Now that sounds all right until you consider that a properly functioning holding company has the right to obtain information on demand from the companies whose shares it holds. The members of scrutiny committees at Teesside are entitled only to whatever information Houchen, or TIAL, decides to give them. And some of them have been complaining of the lack of information they receive.  A holding company has the ultimate sanction over the companies it controls in that it has the right to appoint or remove directors. A scrutiny committee has no such sanction within its gift.  So, if they encounter a lack of cooperation all they can do is complain.

Then the PR team gets overexcited.  The article concludes with this:

“My plea to the voters of Teesside, Darlington and Hartlepool is ignore the publicity stunt and look at Labour’s record – a lack of investment and running it into the ground and then look at what we have done over the past four years – secured new flights, overhauled the terminal and created jobs for local people. Don’t put all that hard work at risk.”

It’s as if no one has told the PR team that Houchen was the first elected mayor of the TVCA in 2017 and had no predecessor. Effectively, Labour does not have a ‘record’ in this respect. Houchen, as the first incumbent of the mayoralty, also has a devolved budget to spend on projects in this region that has never existed before.

As for securing new flights, that has certainly happened, and with much fanfare from PR-Houchen when they are introduced, and silence when they are cancelled. When, two days before the ‘transparency’ article, the Northern Echo reported on the cancellation of the Loganair flight to Dublin, one thing that was noticeable by its absence was any statement from PR-Houchen.  Defence of the action was left entirely to spokespeople for TIAL and Loganair.

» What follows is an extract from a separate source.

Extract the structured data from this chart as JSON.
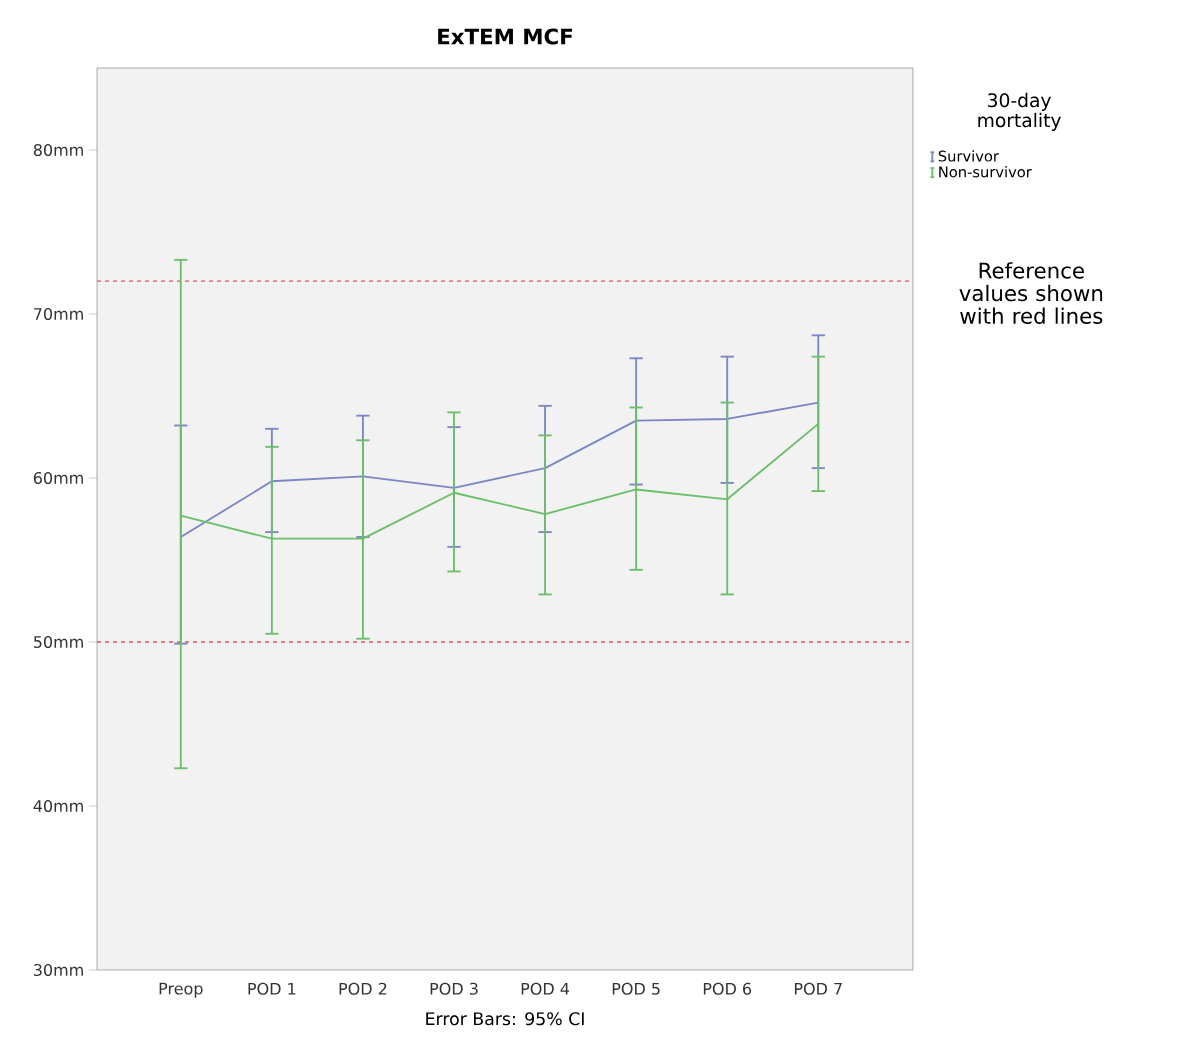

Few would deny that, even before the onslaught of Covid-19, both TIAL and Loganair were operating in a challenging commercial environment, and setbacks were inevitable, but the public might expect some defence of that from the elected mayor who, more any other individual, has been the face of the airport project. That would demonstrate a sense of responsibility.  However, PR has no sense of responsibility towards the electorate. It is there to advertise a product, and the product in this case is Houchen. So, where transparency should be, there is only manipulation.

As for “creating jobs for local people”, the much-trumpeted figure of 18,000 springs immediately to mind. However, Official figures show that, in the year ending March 2018, 291,800 people were in employment in the Tees Valley. In the year ending March 2020 there were 292,600, an increase of 800 over the period. In 2017-18 employment in this region was 5.8% below the national average.  By 2019 – 2020 the corresponding figure was 6.5% below average. So, it’s absolutely true that jobs have been created for local people.  In a sense.